Nous avons d’abord été frappés par le pittoresque du paysage qui enferme les locaux de répétition. Les environs de Strasbourg sont bel et bien riches, Pokaa peut être fier de son sous-titre.
Après avoir pénétré l’enceinte du fort, parcouru des couloirs larges et sombres, imaginé une horde de zombie nous attaquer (ndlr: Toute référence à une série à succès serait ici volontaire), nous sommes arrivés dans un local tellement équipé en matériel, tellement innervé de cables qui reliaient les consoles, les pédales à effet, les amplis à l’instar de connexions synaptiques à l’intérieur du cerveau que j’ai spontanément laissé échapper un doux “Wouah !”.

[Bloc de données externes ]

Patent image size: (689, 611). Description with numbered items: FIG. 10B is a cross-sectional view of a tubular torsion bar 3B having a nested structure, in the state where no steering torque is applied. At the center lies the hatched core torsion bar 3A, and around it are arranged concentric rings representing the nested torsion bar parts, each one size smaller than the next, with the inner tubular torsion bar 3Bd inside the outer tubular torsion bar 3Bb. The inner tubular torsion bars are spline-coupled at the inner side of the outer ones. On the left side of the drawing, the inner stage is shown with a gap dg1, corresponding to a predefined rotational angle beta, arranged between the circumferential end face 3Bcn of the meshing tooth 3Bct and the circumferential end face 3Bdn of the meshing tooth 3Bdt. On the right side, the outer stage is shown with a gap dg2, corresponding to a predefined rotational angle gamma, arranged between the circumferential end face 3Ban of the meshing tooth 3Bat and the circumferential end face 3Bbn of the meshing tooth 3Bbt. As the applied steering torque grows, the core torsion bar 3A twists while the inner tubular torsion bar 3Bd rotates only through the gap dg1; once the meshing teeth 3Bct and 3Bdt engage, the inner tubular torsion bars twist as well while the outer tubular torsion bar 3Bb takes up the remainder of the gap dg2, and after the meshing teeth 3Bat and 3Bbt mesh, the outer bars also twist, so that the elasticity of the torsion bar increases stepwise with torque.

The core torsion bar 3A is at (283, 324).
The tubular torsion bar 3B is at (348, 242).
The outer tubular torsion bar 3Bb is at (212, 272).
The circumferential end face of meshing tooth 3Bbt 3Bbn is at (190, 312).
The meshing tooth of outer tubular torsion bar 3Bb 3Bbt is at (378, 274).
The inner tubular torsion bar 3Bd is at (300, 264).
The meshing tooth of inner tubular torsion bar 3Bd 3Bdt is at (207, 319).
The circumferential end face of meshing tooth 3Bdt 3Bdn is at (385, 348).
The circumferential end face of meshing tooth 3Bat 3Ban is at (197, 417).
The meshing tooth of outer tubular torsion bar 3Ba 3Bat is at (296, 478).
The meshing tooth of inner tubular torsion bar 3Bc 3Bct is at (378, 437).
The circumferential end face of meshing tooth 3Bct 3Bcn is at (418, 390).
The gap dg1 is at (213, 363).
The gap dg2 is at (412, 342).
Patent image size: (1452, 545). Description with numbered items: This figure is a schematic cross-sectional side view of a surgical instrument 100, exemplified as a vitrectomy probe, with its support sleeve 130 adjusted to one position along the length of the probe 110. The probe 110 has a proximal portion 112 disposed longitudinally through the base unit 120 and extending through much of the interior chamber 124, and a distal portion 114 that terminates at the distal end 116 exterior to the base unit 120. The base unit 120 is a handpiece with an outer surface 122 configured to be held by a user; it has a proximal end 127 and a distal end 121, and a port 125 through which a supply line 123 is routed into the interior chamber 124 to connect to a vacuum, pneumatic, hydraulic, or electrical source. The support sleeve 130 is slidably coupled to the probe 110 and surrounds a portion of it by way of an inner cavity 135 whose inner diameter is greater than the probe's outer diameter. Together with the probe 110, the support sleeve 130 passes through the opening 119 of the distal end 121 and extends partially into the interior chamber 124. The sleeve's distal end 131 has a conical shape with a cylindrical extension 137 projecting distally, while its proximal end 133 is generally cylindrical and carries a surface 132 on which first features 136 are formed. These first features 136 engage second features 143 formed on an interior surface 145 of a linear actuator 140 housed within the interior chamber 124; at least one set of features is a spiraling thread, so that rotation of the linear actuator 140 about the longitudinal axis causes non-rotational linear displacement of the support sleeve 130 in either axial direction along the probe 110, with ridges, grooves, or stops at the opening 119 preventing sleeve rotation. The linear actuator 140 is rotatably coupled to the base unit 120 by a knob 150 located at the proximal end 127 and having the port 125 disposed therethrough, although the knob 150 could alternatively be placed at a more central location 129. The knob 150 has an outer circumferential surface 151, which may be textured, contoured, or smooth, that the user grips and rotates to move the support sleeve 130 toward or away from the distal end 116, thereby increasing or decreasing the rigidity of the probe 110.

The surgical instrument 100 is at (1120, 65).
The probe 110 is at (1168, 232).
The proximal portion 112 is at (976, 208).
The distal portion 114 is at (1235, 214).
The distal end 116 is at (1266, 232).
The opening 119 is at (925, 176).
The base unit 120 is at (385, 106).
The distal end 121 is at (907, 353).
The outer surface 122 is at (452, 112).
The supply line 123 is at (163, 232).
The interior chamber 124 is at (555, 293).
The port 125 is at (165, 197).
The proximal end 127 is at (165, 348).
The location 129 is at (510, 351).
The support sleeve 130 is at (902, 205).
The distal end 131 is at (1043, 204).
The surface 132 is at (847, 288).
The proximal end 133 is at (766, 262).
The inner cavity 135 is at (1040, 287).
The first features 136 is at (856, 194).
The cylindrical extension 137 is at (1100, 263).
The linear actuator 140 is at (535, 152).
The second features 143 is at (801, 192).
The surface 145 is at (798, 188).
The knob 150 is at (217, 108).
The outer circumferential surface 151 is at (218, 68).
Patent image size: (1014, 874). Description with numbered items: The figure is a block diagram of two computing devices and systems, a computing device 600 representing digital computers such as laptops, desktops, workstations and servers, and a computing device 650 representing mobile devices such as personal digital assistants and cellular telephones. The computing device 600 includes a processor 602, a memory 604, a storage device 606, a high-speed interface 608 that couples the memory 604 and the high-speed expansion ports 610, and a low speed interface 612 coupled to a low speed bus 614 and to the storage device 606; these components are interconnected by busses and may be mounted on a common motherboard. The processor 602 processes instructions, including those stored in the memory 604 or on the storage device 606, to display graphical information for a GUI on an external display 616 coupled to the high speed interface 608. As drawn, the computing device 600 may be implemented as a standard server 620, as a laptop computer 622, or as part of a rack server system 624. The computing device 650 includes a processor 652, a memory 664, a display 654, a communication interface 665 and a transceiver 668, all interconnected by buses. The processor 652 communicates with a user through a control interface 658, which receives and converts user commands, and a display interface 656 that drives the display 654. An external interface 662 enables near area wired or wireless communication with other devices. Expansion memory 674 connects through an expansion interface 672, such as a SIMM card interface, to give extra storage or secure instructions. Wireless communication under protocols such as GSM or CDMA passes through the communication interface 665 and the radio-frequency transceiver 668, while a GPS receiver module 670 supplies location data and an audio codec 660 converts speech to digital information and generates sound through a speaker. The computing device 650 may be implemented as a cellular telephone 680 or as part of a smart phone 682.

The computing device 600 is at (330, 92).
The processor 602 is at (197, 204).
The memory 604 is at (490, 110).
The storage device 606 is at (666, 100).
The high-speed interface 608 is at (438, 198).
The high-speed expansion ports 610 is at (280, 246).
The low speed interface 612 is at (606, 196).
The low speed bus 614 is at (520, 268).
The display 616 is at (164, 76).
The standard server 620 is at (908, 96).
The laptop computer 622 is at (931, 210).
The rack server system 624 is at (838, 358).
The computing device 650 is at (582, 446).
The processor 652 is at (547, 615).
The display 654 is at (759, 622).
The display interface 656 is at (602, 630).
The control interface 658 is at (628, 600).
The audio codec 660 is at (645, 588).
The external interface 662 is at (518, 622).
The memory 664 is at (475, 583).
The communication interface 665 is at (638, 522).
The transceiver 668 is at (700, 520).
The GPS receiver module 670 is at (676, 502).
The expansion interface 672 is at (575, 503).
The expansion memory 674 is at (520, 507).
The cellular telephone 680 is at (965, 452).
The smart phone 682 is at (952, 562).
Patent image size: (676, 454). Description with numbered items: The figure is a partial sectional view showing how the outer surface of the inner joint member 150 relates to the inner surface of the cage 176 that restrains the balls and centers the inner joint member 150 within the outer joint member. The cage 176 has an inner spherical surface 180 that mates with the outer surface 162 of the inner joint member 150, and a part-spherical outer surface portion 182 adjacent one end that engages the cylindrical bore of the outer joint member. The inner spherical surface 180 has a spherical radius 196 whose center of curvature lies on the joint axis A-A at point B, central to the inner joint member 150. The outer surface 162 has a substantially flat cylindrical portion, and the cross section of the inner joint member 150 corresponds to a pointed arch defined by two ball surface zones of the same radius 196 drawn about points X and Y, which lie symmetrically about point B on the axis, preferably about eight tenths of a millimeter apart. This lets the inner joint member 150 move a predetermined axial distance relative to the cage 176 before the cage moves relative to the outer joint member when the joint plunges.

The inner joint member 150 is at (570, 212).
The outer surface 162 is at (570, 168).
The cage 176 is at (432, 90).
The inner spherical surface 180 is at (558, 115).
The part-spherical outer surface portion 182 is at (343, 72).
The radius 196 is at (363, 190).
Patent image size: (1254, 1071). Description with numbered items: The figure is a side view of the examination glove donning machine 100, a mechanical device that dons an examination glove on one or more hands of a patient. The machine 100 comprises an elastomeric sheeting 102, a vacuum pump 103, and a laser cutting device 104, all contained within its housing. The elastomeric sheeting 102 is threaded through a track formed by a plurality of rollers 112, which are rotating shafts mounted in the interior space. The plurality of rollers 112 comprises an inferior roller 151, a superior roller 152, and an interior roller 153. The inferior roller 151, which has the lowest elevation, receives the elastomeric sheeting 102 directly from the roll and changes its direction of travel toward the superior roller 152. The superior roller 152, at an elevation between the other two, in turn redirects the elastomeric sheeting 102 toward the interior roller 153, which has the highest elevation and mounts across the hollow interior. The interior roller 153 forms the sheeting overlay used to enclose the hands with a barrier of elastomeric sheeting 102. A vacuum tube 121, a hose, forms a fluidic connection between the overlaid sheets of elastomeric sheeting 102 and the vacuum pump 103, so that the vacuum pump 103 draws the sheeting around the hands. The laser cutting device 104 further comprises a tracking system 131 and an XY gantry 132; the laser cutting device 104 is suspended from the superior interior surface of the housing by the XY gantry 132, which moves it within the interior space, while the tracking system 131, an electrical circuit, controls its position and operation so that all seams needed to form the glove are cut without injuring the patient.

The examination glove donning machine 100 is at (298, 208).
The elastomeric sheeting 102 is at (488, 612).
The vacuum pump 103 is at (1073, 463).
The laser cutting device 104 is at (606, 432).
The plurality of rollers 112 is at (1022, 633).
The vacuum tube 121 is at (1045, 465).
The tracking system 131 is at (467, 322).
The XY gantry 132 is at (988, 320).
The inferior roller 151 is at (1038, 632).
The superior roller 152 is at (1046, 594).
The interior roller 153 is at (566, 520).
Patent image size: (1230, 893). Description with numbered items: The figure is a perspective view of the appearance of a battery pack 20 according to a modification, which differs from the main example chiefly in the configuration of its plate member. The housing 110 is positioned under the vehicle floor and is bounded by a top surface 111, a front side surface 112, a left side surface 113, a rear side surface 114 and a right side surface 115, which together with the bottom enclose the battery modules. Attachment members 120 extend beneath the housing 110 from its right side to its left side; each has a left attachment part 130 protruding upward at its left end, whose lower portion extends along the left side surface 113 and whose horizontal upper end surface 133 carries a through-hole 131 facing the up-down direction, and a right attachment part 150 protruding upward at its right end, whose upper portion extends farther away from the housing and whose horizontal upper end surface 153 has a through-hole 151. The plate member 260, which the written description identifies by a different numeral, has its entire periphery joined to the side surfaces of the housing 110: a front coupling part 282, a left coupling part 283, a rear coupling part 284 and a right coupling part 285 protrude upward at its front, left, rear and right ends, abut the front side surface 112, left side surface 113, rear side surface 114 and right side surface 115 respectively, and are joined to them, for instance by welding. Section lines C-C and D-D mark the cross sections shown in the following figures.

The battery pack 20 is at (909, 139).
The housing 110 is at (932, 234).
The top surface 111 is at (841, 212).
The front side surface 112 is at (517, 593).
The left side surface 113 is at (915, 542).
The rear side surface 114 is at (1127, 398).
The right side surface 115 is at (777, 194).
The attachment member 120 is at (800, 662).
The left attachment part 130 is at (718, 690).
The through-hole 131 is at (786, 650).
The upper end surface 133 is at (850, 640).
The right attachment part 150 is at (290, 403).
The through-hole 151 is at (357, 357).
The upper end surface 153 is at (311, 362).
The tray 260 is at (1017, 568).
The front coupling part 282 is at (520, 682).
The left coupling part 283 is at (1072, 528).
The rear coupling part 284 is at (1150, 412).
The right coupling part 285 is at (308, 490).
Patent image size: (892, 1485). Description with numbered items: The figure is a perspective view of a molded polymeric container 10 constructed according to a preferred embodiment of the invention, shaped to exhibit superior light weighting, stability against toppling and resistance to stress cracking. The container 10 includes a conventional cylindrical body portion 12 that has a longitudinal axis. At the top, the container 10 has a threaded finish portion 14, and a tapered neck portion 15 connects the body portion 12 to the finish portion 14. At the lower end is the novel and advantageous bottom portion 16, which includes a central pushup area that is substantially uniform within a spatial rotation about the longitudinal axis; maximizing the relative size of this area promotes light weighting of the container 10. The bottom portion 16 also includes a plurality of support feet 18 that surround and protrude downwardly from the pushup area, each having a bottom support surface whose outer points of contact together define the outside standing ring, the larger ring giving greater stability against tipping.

On se demanderait assez légitimement pourquoi il n’y a pas de chant dans cette formation avec des sonorités tantôt à la Chemical Brothers tantôt funk et tantôt métal alors que la plupart de l’industrie musicale, elle, s’organise autour et/ou avec du chant; on a l’habitude au niveau scénique d’avoir un chanteur/une chanteuse au devant. Ces mecs ne sont pas contre le chant, ils n’excluent aucunement l’idée d’un featuring car ils s’accordent à dire que le chant demeure une richesse mais la voix devra alors investir pleinement la fonction d’instrument. Pourquoi? Et bien parce que le chant s’exprime à l’aide d’une voix articulée en parole et que la parole, contrairement au son d’un instrument, véhicule du sens. La voix contraint le sens. La voix imprime une couleur politique dans la mesure où elle est l’outil d’un discours sensé (ndlr: prière de ne pas comprendre “politique” dans les termes contemporains de gauche/droite mais dans les termes antiques de “ce qui lie les individus entre eux au sein de la cité”). Kings Love Jacks ne veut pas autre chose qu’un discours émotionnel et musical. Ce paragraphe était un peu difficile à lire? Oui car en plus d’être de bon zikos, ils sont philosophes. Ce n’est pas pour rien qu’ils ne parlent pas d’album mais “d’album concept”.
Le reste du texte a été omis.